現在テーマ水槽は「~キラキラ輝く光のクリスマス~」ということで、ウミホタルやヒカリキンメダイなどの発光する生き物を展示しています。
発光する生き物は、ヒカリキンメダイのように仲間とのコミュニケーションに使用したり、深海魚のように敵から認識されにくくするために使ったり、ウミホタルのように敵から逃げるために使ったりとさまざまな理由で発光します。それらを解説しつつ、クリスマスのイルミネーションにかけての展示で、12月25日まで開催しております。

みなさんの多くが、発光する生き物としてピンとくるのは、おそらく「ホタル」だと思います。日本には40種類ほどのホタルが生息していますが、有名なのはゲンジボタルとヘイケボタルでしょう。成虫が飛行しながら点灯する様を見て、風情を楽しむのは昔からの初夏の夜のイベントでもあります。

ホタルが発光するのはウミホタル同様、ルシフェリンとルシフェラーゼの作用によるものです。多くの種で幼虫から成虫、オスメス問わず発光しますが、発光するのは、繁殖や有毒であることを外敵に知らせるためなどと考えられています(ホタルは有毒なものが多く、ホタルに擬態している昆虫がいるほどです)。特に繁殖のために光る場合、オスとメスで点滅のサイクルが違っています。

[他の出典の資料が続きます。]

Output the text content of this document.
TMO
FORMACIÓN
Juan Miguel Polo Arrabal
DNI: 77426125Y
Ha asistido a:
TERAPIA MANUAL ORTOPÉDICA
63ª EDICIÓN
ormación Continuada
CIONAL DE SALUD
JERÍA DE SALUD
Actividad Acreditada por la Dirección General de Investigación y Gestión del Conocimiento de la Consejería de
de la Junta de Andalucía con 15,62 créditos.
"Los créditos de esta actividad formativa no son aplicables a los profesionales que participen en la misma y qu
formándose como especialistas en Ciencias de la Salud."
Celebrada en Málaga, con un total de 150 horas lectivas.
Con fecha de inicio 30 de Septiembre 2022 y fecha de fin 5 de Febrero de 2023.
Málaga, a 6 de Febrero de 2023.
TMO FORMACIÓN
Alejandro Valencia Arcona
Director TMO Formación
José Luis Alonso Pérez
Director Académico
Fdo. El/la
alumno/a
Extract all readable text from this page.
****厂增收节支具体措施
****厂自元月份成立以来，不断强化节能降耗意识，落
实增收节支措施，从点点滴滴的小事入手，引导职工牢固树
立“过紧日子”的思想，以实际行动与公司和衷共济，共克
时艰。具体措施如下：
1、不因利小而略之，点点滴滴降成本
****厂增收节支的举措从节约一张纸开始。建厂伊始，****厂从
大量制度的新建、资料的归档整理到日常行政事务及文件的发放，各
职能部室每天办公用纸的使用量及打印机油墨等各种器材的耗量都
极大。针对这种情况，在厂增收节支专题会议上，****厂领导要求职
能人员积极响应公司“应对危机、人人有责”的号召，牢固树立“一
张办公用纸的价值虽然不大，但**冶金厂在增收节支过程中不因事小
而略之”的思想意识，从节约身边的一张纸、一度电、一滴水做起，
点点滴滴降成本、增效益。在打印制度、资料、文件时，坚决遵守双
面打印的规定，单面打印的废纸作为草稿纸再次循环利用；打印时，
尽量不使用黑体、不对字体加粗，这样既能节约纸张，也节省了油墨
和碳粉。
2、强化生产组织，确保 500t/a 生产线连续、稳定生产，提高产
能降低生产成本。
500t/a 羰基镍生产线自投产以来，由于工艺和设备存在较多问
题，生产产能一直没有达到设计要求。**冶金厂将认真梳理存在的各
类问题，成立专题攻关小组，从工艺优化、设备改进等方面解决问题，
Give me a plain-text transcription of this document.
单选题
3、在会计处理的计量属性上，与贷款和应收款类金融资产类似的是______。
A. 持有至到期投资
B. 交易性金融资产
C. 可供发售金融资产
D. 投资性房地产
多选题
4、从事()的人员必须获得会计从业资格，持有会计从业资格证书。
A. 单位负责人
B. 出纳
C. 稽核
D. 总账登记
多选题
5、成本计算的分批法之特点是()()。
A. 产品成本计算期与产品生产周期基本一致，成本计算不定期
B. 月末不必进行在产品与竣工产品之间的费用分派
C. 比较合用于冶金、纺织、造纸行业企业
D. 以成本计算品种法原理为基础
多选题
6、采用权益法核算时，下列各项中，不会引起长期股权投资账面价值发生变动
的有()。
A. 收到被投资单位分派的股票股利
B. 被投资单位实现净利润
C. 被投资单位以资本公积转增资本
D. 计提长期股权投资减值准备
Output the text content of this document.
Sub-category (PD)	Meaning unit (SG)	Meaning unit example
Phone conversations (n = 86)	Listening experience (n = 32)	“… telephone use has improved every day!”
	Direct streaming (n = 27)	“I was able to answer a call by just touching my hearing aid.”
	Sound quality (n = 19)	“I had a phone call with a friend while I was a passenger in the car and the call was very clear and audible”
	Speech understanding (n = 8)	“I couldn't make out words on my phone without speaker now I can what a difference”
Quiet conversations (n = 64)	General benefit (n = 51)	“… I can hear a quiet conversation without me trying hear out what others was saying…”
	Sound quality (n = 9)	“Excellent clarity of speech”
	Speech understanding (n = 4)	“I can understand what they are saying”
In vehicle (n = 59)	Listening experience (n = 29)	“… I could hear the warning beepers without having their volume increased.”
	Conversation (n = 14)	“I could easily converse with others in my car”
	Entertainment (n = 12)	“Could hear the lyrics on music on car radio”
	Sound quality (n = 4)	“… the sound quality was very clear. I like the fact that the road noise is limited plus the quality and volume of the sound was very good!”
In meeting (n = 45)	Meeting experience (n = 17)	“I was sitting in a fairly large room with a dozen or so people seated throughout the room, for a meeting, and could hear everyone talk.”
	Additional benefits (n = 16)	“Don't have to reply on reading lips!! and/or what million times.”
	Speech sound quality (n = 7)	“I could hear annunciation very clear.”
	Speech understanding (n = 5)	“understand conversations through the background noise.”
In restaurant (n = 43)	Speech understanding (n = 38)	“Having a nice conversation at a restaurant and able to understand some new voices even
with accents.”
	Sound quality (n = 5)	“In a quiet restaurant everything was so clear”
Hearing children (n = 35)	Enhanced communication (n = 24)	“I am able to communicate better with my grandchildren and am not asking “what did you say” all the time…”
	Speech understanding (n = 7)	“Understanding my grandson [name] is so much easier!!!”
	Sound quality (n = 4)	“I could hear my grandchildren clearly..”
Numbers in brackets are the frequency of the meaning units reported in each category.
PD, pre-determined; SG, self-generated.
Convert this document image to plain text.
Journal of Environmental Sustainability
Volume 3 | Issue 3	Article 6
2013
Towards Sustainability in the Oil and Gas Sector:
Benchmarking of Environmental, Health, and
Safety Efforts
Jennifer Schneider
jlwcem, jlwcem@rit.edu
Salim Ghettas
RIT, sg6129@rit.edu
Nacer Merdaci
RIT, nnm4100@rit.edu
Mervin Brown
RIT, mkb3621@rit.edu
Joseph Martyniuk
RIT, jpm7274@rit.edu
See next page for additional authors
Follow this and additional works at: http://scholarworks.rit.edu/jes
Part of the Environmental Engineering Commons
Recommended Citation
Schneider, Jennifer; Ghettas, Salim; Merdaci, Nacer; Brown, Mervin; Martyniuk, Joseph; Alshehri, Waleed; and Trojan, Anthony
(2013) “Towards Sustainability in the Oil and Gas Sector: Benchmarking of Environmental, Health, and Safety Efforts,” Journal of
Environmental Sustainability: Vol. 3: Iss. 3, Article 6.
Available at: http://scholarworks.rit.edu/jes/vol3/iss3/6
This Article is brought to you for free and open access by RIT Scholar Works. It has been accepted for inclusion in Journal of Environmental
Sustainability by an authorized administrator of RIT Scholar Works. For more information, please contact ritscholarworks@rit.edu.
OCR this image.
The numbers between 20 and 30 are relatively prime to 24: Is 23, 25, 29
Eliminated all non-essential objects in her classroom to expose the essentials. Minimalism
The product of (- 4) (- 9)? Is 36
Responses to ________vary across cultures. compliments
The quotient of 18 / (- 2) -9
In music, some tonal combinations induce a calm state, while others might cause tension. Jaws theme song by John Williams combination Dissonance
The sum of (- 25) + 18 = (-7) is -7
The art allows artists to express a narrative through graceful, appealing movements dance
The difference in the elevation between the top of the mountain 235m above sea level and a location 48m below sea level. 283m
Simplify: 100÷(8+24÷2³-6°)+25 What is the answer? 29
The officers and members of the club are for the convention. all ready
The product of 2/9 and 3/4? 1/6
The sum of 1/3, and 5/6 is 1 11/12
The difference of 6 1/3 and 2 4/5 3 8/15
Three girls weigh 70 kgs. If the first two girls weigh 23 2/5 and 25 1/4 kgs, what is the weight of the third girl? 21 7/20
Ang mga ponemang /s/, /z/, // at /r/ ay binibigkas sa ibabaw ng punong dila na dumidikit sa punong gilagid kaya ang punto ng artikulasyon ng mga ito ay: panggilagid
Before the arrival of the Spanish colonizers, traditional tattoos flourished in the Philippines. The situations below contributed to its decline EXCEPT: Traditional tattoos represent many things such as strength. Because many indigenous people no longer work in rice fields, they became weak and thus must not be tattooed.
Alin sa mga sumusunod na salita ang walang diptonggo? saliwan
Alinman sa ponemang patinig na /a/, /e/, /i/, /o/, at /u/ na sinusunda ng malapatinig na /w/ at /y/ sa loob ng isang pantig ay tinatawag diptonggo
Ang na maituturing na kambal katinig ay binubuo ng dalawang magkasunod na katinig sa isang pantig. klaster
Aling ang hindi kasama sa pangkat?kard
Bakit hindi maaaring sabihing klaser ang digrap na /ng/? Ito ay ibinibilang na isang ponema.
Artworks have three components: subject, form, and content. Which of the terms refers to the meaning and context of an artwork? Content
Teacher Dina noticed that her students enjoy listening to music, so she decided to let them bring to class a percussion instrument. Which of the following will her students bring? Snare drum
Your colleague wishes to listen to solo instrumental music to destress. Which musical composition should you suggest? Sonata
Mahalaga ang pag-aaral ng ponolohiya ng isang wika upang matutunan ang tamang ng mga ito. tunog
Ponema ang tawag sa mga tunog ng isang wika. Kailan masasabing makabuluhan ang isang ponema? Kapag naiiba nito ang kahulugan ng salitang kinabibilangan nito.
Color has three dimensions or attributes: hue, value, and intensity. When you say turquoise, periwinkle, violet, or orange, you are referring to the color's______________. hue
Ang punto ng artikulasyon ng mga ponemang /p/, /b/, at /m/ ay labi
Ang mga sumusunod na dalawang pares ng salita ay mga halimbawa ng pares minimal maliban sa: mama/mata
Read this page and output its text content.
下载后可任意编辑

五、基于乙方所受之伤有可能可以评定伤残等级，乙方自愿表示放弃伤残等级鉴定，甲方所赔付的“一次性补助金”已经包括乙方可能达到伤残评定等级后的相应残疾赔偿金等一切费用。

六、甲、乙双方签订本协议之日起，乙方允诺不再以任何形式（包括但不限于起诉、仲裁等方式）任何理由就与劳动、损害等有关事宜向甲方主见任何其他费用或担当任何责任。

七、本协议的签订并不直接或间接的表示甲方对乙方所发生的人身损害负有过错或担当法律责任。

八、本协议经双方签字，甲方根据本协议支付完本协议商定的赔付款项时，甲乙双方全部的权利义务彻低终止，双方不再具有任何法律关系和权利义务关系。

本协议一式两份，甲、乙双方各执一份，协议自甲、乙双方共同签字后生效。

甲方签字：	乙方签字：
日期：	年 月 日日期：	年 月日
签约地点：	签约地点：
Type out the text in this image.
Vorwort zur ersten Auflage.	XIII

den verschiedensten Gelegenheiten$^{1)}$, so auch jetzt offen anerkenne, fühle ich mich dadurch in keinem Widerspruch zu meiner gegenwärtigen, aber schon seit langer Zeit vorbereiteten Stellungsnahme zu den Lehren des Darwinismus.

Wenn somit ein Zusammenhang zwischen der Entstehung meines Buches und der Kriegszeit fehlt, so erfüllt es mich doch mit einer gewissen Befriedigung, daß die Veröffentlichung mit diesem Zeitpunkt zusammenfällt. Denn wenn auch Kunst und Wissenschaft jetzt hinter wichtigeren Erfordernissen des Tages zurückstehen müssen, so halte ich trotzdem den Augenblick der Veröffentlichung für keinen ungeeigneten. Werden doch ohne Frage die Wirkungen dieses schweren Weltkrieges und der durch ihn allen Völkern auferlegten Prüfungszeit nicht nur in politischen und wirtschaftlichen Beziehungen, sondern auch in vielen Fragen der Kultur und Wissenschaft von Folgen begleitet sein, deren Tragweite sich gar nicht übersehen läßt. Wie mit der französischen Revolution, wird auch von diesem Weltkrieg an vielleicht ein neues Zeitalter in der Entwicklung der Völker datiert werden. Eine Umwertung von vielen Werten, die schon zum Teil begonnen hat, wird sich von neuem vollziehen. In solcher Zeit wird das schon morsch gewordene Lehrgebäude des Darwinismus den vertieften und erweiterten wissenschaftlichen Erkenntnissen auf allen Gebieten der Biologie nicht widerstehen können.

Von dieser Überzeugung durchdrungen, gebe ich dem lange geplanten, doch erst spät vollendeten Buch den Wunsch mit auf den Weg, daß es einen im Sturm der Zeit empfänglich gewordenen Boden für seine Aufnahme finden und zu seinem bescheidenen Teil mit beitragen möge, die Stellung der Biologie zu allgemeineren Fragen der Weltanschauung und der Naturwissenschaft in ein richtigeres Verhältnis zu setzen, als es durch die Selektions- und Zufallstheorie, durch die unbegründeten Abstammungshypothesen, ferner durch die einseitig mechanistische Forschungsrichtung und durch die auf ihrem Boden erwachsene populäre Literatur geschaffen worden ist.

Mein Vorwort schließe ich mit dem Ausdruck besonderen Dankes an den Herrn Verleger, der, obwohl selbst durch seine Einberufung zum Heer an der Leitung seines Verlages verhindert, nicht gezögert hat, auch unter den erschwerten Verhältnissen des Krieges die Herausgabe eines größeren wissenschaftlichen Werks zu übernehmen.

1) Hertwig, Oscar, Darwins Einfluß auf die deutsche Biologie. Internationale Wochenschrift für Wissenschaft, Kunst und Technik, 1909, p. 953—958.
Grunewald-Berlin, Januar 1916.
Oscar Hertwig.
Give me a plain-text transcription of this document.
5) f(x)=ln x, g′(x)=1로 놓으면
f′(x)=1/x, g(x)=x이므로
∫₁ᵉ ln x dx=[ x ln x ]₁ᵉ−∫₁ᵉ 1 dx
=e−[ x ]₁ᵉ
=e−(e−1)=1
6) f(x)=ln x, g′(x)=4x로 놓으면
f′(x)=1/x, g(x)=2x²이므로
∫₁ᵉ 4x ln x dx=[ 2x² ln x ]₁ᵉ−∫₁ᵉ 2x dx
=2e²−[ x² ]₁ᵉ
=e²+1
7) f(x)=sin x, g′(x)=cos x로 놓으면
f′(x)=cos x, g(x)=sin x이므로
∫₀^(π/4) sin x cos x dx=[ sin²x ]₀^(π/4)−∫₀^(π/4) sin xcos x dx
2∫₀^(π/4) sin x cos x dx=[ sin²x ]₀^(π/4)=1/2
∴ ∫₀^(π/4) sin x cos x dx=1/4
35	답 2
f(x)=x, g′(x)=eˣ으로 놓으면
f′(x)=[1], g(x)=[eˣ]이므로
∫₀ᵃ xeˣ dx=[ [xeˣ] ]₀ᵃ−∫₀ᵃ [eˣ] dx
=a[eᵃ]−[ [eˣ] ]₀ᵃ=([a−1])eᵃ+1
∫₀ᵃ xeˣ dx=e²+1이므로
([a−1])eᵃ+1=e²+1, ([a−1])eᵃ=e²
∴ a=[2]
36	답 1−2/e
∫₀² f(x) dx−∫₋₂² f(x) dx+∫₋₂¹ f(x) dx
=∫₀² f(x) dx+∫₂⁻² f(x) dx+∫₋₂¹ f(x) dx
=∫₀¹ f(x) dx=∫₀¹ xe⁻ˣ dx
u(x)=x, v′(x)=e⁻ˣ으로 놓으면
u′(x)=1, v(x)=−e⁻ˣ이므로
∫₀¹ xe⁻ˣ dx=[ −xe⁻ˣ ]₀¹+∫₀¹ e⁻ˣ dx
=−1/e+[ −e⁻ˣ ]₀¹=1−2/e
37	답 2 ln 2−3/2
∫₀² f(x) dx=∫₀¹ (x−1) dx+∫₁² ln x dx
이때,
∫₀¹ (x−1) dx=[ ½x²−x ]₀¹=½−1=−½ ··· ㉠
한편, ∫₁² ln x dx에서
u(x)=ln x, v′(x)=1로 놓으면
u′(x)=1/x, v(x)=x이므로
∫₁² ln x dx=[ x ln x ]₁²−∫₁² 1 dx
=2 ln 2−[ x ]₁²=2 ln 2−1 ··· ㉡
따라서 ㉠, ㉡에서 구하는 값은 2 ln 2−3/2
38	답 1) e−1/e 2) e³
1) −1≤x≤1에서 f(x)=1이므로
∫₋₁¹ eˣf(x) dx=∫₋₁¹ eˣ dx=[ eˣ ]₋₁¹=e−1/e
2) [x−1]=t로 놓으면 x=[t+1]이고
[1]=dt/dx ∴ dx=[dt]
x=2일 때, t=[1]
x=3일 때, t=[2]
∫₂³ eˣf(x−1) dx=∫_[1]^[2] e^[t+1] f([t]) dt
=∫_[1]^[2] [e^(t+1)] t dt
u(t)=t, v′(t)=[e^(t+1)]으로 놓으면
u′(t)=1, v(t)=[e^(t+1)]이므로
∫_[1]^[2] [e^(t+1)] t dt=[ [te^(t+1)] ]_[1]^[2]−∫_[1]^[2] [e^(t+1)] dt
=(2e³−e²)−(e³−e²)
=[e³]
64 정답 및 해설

ところで 風のうわさでは北アメリカには怖いホタルがいるらしいんです。光のサインを使い分け、別種のホタルになりすまし、仲間と思って近づいてきた他種のオスボタルを捕まえて食べてしまうのです。多くのホタルは成虫になると口が退化して、水分を摂る程度なのですが、中には成虫になっても摂餌する種類があるのですが、このホタルは獲物を捕らえるために発光を利用しているのです。
光るという時点ですごいのに、それを特殊詐欺のような悪質な使い方をする昆虫がいるということに驚いてしまいます。本当に生態系の奥深さは我々の想像をはるかに超えるものなのですね。

本当に余談なのですが、20年ほど前にこのマイナーなホタルをモチーフにした歌がありました。有名な洋楽の「入ったら出れないホテル」と「光に誘われたら戻れないホタル」をかけてインスパイアしたもので、他の楽曲と動物のバージョンがあって個人的に好きなシリーズでした。